Tuesday: 1650 Calories - 300 Cal walking
Wednesday: 1685 Calories - 300 Cal walking - 400 cal jogging
Thursday: 2000 Calories - 300 Cal Walking
Friday: 1940 - 300 cal walking
Saterday: 10000000 Calories (didn't count)
Sunday: 1000000 Calories (didn't count)
Monday: 1830 Calories -250 walking - 350 Gym
More or less a disapointment when I got on the scale. I didn't gain anything nor did I loose it. Still 69.1 kg. I need to discipline myself! I CAN DO THIS!
Thursday, 8 March 2012
Goddamnit I'm hungry
I will be going to the gym tonight and even though I couldv'e gone last night I didn't.
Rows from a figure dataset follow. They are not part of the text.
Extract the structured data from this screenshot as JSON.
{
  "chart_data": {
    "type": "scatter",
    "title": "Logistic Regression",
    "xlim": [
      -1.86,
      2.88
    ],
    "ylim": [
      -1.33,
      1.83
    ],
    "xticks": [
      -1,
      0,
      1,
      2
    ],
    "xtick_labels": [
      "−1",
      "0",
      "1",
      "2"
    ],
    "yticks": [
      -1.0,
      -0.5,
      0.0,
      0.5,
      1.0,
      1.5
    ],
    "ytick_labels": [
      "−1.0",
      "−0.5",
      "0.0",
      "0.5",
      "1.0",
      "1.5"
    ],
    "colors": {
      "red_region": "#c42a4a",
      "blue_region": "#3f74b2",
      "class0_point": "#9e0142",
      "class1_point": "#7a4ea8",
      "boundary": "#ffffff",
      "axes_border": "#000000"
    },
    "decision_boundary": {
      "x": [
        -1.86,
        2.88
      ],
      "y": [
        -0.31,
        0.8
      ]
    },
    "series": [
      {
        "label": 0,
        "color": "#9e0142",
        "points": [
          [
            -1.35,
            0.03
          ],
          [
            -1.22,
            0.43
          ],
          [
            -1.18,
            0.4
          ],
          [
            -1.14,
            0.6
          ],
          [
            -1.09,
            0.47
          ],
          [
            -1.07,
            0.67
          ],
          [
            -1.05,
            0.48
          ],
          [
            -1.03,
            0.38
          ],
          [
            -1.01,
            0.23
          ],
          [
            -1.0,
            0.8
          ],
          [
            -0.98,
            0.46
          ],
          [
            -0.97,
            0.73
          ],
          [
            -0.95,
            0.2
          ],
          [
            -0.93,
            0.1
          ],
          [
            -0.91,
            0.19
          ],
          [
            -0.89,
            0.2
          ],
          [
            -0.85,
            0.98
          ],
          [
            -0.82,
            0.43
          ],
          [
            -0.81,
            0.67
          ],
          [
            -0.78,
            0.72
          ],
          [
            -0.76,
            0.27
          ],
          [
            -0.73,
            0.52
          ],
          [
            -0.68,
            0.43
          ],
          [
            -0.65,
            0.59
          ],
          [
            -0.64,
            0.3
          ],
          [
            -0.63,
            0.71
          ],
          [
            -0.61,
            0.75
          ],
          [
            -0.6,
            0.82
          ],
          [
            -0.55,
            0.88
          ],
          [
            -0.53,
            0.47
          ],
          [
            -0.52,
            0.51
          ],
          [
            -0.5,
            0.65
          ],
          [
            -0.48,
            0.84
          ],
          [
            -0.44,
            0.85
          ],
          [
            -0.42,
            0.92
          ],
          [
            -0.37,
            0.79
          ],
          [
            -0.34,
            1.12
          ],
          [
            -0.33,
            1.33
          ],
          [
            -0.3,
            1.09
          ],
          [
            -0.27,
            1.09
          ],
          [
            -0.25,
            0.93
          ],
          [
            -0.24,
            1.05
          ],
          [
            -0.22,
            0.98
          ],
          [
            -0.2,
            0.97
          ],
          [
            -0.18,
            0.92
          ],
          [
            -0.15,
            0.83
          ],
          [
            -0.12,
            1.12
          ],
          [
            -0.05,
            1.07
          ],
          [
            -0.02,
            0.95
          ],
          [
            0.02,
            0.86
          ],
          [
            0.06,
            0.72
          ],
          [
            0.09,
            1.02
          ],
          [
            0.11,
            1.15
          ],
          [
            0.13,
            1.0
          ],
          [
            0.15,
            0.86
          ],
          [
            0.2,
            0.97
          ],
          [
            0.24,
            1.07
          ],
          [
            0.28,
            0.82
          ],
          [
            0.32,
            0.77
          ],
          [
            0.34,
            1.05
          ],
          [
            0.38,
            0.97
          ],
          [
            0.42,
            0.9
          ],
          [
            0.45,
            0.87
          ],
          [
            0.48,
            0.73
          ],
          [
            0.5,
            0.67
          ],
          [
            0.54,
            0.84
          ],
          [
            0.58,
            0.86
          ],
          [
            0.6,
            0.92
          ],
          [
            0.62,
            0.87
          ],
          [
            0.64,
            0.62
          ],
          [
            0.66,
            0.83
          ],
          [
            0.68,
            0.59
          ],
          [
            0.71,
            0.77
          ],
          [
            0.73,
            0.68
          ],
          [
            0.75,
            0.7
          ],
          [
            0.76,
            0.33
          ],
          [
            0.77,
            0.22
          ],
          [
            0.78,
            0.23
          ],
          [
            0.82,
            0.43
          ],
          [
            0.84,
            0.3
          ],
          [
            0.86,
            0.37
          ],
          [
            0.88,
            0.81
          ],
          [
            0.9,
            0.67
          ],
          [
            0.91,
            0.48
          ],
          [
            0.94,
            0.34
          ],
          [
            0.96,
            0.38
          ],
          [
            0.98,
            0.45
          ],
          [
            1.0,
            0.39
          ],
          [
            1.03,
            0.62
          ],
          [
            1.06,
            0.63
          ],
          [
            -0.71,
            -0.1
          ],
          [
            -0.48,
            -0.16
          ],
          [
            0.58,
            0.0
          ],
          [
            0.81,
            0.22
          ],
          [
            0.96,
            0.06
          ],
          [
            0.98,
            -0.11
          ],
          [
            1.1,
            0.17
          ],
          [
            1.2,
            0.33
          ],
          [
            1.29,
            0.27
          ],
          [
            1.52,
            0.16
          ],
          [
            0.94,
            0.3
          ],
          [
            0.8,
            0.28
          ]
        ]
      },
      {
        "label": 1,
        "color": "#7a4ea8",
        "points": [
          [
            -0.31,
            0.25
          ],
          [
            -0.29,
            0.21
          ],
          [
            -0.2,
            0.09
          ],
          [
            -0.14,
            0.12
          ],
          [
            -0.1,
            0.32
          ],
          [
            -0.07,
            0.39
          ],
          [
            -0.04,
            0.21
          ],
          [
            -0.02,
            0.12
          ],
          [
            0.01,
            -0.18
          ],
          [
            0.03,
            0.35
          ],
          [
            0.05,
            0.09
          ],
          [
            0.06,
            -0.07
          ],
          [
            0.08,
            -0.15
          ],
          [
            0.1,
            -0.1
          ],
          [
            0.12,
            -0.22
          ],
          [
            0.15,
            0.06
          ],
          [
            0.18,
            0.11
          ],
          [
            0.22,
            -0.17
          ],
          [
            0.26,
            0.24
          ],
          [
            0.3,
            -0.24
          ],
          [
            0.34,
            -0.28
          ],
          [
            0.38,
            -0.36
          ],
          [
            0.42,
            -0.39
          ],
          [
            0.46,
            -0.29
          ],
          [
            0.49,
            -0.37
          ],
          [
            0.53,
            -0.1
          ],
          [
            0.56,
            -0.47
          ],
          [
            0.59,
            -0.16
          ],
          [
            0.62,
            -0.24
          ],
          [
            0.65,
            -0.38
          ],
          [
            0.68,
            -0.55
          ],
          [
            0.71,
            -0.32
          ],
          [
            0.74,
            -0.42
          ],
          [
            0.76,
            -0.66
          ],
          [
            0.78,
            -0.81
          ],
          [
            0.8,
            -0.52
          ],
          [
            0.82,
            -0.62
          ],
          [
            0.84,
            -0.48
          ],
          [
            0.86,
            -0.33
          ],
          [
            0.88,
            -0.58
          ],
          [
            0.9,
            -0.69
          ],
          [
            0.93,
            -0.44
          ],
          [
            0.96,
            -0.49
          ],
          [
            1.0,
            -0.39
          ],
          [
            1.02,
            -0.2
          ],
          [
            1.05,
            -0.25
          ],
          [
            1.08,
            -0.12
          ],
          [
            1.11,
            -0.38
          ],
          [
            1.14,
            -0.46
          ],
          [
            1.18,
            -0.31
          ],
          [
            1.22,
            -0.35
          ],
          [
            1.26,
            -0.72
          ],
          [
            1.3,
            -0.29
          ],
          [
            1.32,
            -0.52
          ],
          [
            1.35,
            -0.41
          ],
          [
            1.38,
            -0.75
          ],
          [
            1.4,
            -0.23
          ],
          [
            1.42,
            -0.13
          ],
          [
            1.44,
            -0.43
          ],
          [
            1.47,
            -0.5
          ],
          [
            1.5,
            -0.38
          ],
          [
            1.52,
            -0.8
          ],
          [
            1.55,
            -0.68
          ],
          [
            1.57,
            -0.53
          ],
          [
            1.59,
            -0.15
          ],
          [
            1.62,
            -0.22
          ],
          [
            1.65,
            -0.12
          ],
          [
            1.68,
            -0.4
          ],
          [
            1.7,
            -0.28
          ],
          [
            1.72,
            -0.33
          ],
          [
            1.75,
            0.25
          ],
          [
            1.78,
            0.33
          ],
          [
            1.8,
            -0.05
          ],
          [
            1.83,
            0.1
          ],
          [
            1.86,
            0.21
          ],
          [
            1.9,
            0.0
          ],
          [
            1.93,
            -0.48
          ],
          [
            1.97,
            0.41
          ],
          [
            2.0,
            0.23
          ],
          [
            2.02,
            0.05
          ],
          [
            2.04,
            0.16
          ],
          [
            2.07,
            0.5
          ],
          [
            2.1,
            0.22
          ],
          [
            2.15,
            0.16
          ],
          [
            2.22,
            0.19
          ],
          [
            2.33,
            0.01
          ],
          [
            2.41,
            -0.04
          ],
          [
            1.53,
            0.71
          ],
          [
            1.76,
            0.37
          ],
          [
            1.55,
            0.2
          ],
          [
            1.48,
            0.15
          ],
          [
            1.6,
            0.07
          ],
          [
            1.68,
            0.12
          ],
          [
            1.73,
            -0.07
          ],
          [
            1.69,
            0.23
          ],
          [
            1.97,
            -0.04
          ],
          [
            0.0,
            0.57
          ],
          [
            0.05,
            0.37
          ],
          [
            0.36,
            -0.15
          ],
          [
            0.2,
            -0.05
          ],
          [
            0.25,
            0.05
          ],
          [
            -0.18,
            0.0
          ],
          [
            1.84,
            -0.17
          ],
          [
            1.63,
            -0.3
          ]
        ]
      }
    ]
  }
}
I had a nice evening in all by myself. Lately I haven't been able to spend time just by myself. So I turned on the music, started singing, dancing, I had put on a movie, etc. So nice and relaxing.
I guess that if I walk every day and go to the gym at least once, preferably twice-three times a week I'll still be doing great exercise-wise. I'm not going crazy about it and in combination with eating healthy and a little less I'll still be loosing weight. I do realise that the lighter I get the longer it'll take before another kg has left this body. The fact I already lost 2.5 in such a short time is just lucky. I just need to make sure I loose body fat and no muscles. I just wonder when the first time we'll be that someone notices that I actually lost some weight.